In solitude and inner desolation, comfort is found only in God
3. The second image illustrates clearly the serene trust of the faithful one, despite being abandoned even by his parents. "Though father and mother forsake me, the Lord will receive me" (Ps 27[26]: 10).

Even in solitude and the loss of the closest ties of affection, the person of prayer is never completely alone since the merciful God is bending over him. Our thought goes to a well-known passage from the prophet Isaiah, who attributes to God sentiments of compassion and tenderness that are more than maternal: "Can a mother forget her infant, be without tenderness for the child of her womb? Even should she forget, I will never forget you" (Is 49: 15).

Let us remind all elderly persons, the sick, those neglected by everyone, to whom no one will ever show tenderness, of these words of the Psalmist and the prophet, so that they may feel the fatherly and motherly hand of the Lord silently and lovingly touch their suffering faces, perhaps furrowed with tears.

'It is your face, O Lord, that I seek; hide not your face'
4. And so we come to the third and final symbol, repeated more than once in the Psalm: ""Seek his face'. It is your face, O Lord, that I seek; hide not your face [from me]" (vv. 8-9). Therefore, God's face is the point of arrival on the spiritual quest of the person of prayer. At the end an unspoken certainty surfaces: that of being able to "contemplate the Lord's goodness" (cf. v. 13).

In the language of the Psalms, to "seek the face of the Lord" is often synonymous with entering into the temple to celebrate and experience communion with the God of Zion. However, the expression also includes the mystical need of divine intimacy through prayer. In the liturgy, then, and in personal prayer we are given the grace to look upon that face which we could otherwise never see directly during our earthly life (cf. Ex 33: 20). But Christ has revealed the divine face to us in an accessible way and has promised that in the final encounter of eternity, as St John reminds us, "We shall see him as he is" (I Jn 3: 2). And St Paul adds: "Then we shall see face to face" (I Cor 13: 12).
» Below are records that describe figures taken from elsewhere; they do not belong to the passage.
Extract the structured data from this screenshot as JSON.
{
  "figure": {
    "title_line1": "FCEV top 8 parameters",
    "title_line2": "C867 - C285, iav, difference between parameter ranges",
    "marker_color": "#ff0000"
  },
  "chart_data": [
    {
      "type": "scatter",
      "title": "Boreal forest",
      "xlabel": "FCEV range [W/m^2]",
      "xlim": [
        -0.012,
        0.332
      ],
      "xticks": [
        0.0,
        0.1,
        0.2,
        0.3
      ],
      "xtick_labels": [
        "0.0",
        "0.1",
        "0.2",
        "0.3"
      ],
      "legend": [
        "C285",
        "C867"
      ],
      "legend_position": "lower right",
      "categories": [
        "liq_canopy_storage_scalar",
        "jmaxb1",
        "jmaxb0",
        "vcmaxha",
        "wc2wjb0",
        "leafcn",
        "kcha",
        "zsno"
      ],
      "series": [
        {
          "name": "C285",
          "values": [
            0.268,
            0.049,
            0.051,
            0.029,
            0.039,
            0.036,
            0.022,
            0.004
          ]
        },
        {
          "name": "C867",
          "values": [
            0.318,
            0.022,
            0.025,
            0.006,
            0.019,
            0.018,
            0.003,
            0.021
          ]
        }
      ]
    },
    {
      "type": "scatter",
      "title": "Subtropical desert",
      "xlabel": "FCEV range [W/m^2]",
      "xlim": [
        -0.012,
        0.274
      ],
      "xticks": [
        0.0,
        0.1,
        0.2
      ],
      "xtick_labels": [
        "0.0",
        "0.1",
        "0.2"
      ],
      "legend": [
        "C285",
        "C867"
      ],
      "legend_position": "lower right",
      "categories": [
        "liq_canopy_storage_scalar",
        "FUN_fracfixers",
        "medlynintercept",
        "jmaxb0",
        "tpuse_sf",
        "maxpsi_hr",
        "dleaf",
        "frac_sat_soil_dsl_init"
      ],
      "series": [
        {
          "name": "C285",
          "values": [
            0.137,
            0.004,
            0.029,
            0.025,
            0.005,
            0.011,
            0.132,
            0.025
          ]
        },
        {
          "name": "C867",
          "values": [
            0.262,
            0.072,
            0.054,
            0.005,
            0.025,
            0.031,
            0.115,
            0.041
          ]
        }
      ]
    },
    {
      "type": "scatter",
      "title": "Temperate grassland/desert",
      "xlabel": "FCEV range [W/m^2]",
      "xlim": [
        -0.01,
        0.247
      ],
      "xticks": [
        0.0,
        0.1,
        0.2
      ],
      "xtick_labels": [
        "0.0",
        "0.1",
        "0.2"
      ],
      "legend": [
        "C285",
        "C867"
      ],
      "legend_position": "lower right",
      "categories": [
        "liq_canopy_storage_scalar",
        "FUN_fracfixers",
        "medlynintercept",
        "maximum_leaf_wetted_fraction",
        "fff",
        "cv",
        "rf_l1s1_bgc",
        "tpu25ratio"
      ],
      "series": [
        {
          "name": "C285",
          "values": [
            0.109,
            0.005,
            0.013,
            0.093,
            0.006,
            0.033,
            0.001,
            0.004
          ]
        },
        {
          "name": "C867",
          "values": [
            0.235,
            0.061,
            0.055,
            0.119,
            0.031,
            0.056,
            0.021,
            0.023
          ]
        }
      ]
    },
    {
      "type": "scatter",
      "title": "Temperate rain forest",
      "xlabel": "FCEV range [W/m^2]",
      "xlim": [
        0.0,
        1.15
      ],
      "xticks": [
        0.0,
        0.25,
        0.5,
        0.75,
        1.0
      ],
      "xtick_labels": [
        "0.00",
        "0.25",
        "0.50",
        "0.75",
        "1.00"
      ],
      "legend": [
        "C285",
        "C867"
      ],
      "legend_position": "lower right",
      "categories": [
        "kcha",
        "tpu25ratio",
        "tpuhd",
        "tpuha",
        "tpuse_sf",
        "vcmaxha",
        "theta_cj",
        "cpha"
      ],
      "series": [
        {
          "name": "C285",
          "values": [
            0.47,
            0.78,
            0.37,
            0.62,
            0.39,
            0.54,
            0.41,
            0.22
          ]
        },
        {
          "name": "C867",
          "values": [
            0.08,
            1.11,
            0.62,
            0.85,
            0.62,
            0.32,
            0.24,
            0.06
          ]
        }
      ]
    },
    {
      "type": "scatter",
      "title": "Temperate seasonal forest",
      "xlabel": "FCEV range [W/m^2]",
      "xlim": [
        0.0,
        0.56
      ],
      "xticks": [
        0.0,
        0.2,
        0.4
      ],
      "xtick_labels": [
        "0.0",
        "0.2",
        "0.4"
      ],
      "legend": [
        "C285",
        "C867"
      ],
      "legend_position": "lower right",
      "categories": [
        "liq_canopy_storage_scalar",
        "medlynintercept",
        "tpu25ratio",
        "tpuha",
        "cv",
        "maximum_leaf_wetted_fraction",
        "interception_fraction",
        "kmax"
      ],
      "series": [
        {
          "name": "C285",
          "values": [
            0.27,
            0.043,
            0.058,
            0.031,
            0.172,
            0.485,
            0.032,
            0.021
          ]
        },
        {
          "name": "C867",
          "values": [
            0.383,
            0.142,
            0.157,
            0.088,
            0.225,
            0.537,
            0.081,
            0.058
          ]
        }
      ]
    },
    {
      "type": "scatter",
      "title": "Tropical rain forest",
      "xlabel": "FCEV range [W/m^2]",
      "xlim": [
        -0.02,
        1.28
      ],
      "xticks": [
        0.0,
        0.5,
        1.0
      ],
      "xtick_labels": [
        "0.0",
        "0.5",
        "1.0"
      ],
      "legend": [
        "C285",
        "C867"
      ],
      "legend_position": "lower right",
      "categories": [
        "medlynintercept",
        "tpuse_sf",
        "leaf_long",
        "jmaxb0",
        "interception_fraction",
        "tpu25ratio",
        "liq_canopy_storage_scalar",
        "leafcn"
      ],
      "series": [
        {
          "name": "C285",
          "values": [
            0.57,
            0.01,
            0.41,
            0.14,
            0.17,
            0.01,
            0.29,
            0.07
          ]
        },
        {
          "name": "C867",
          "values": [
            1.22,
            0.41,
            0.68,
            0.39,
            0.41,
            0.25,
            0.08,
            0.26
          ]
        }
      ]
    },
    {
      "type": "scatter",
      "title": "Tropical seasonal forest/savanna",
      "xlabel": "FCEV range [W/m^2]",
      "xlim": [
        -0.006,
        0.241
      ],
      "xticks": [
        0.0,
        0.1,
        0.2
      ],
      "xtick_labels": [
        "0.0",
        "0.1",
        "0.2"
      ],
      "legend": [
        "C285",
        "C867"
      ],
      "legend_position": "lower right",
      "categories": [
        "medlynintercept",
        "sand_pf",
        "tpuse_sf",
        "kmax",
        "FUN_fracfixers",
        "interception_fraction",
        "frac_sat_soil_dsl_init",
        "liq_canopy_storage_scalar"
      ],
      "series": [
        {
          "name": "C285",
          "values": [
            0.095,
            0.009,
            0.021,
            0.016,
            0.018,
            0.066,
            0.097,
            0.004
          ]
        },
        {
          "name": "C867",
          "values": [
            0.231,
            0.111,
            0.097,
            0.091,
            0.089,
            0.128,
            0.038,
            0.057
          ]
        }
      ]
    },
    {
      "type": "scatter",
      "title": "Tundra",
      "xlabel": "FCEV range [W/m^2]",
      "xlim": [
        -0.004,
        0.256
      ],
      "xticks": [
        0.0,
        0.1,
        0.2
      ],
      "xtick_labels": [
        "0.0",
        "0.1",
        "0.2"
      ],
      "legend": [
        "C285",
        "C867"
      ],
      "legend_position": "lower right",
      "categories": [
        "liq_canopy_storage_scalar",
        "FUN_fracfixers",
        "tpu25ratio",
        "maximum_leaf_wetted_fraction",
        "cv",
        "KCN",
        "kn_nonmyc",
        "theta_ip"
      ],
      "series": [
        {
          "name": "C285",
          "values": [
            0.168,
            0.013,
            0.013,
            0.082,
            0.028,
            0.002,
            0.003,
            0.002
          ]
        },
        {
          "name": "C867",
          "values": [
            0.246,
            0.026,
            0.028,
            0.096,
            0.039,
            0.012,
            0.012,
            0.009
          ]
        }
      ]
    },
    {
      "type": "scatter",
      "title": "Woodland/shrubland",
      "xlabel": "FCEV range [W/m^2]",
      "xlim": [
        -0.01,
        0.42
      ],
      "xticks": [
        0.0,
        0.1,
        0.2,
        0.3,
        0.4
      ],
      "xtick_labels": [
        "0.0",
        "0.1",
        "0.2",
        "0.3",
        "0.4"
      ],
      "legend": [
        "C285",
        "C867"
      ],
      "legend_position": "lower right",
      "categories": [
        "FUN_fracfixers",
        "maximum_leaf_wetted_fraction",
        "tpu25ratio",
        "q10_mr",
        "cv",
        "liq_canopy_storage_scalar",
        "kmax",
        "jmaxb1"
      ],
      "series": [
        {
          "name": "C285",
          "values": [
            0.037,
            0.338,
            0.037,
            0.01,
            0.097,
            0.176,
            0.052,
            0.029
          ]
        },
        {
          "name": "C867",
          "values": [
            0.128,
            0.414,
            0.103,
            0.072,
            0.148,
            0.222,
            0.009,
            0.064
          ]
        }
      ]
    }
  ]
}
Search out the face of the Lord, not transitory compensations
5. Commenting on this Psalm, Origen, the great Christian writer of the third century, noted: "If a man seeks the face of the Lord, he will see the glory of the Lord unveiled and, having been made similar to the angels, he will continually behold the face of the Father who is in heaven" (PG, 12, 1281). St Augustine, in his commentary on the Psalms, continues in this way the prayer of the Psalmist: "I have not asked from you some sort of prize outside of you, but your face. "Your face, O Lord, I seek'. I shall persevere in this quest; indeed, I do not seek something of little worth, but your face, O Lord, to love you freely, since I find nothing else of greater worth.... "Do not turn away, angry with your servant', so that in my seeking you, I am taken up with something else. What can be a greater sorrow than this for one who loves and seeks the truth of your face?" (Expositions on the Psalms, 26, 1, 8-9, Rome, 1967, pp. 355, 357).